(Dow Jones) The Hartford Financial Services Group said Monday it will sell an annuities operation that it has been winding down since 2012 to a group of investors, helping close the door on a painful chapter in the 207-year history of Hartford.
The Connecticut-based insurer created the business, Talcott Resolution, several years after the 2008-09 financial crisis to house a business that had made it one of the hardest-hit US life insurers during the market’s steep slide. As a “run-off” business, Talcott services existing insurance contracts but doesn’t sell new products.
Hartford said it will receive total consideration of about $2.05bn, which includes $1.4bn in cash, a 9.7% stake in the new company, transferred debt and a pre-closing dividend. Hartford expects to book around a $3.2bn after-tax net loss in the fourth quarter because of the deal’s structure.
The investors buying Talcott include Cornell Capital, Atlas Merchant Capital, TRB Advisors, Global Atlantic Financial Group, Pine Brook and J. Safra Group, Hartford said.

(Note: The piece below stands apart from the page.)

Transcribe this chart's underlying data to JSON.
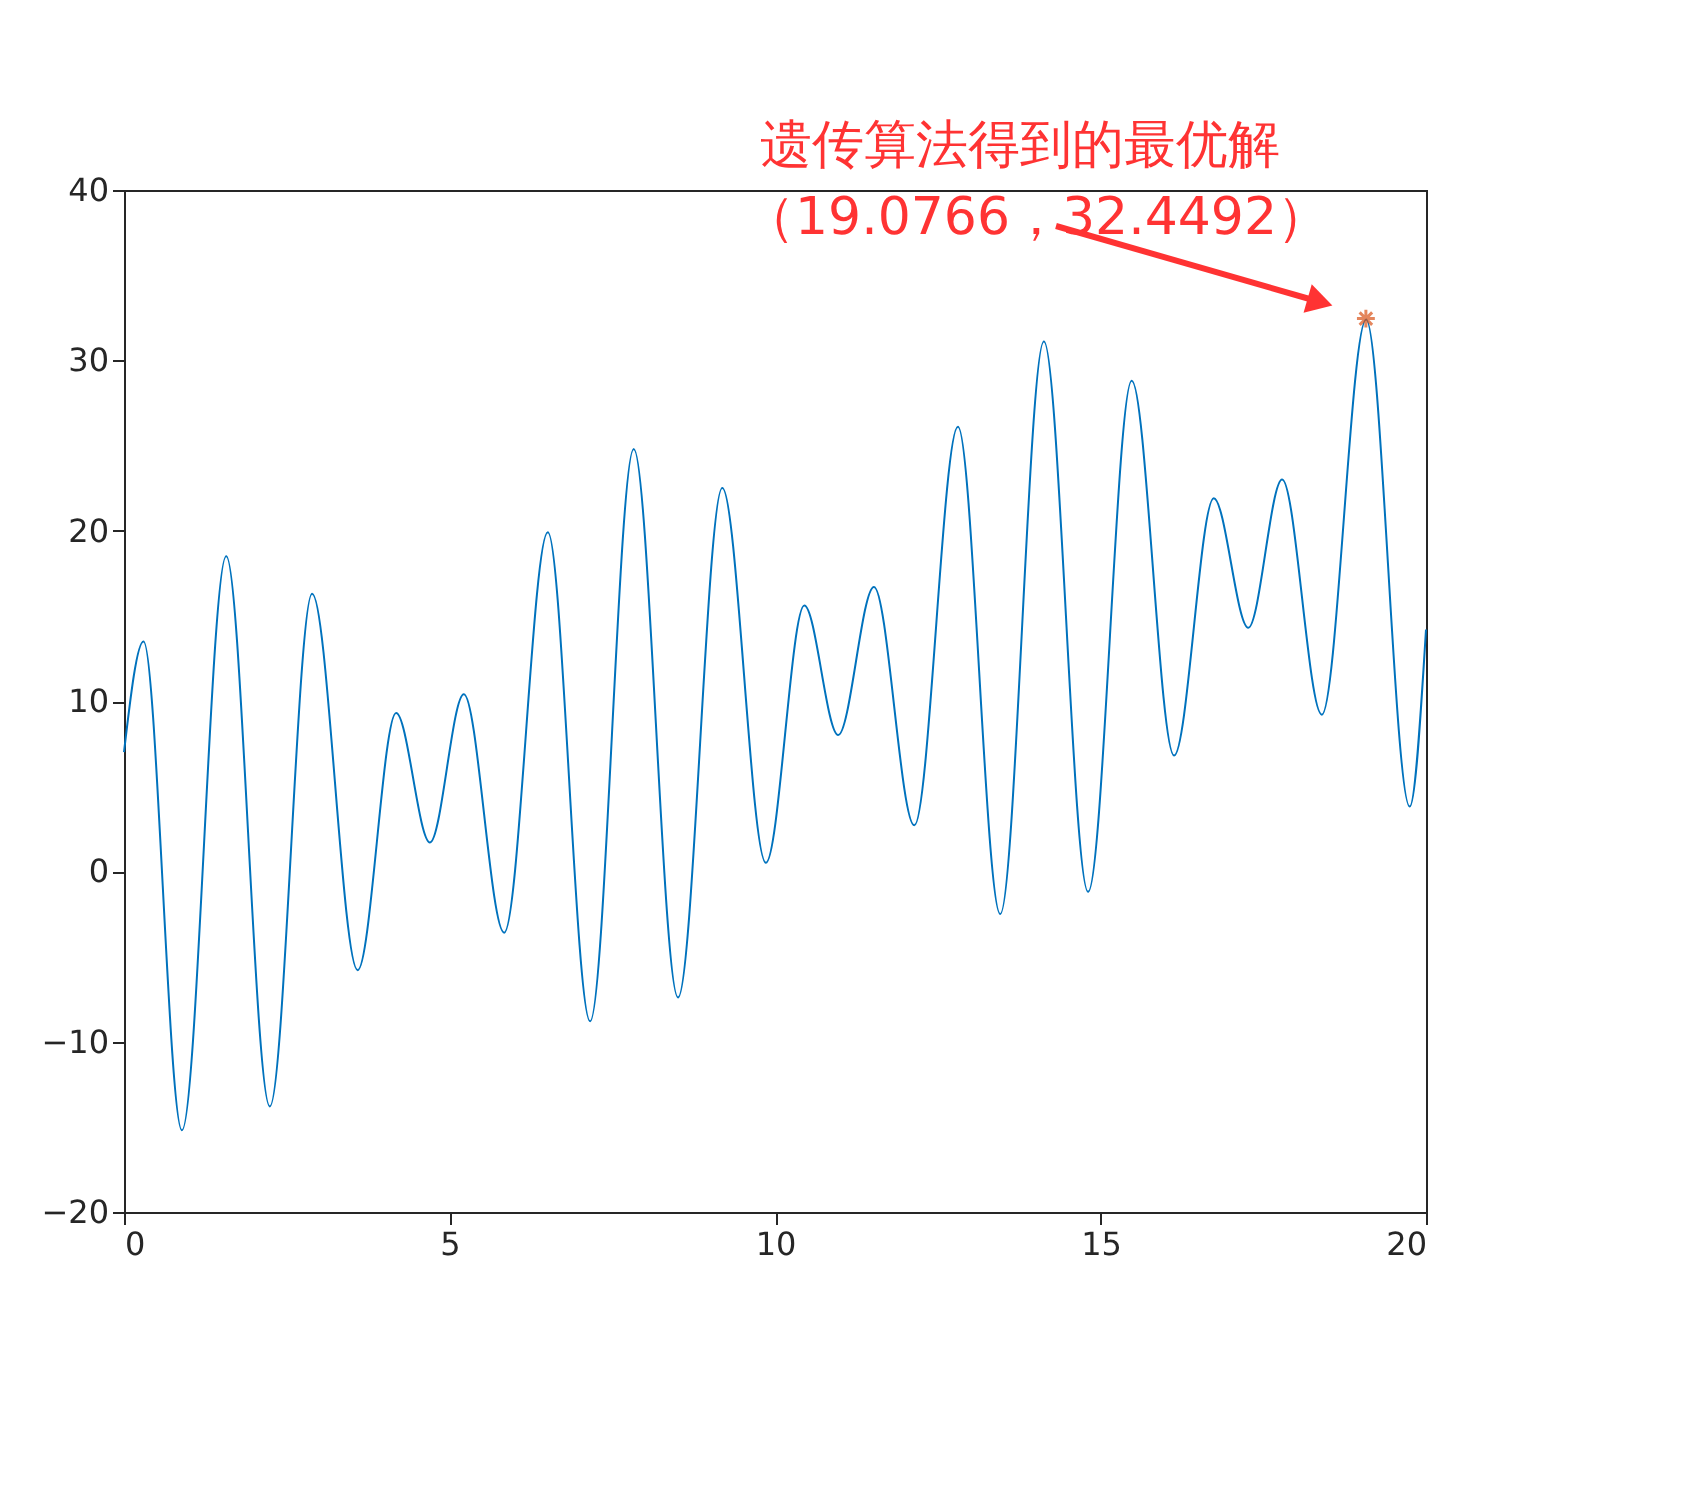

Variable annuities put Hartford at disadvantage
At the heart of Talcott is a retirement-savings product called a variable annuity. Hartford had helped turn the product into an industrywide hot seller in the early to mid-2000s with innovative income-stream guarantees. Variable annuities are a tax-advantaged form of investing in stock and bond funds. If the funds perform poorly, the guarantees kick in, sometimes providing lifetime income.
Hartford had so many guarantees on its books when markets slid in 2008 that it had to take $3.4bn in US government aid to help meet regulatory requirements for backing up its obligations to contract holders. It was one of just three US insurers to take the federal assistance; all have fully repaid the government.
Hartford quit selling the annuities in 2012 after retooling the product to seek to make it less risky to the insurer, while still attractive to consumers. At the time, it decided to focus more heavily on other operations, including its property-casualty, group-benefits and mutual-funds businesses.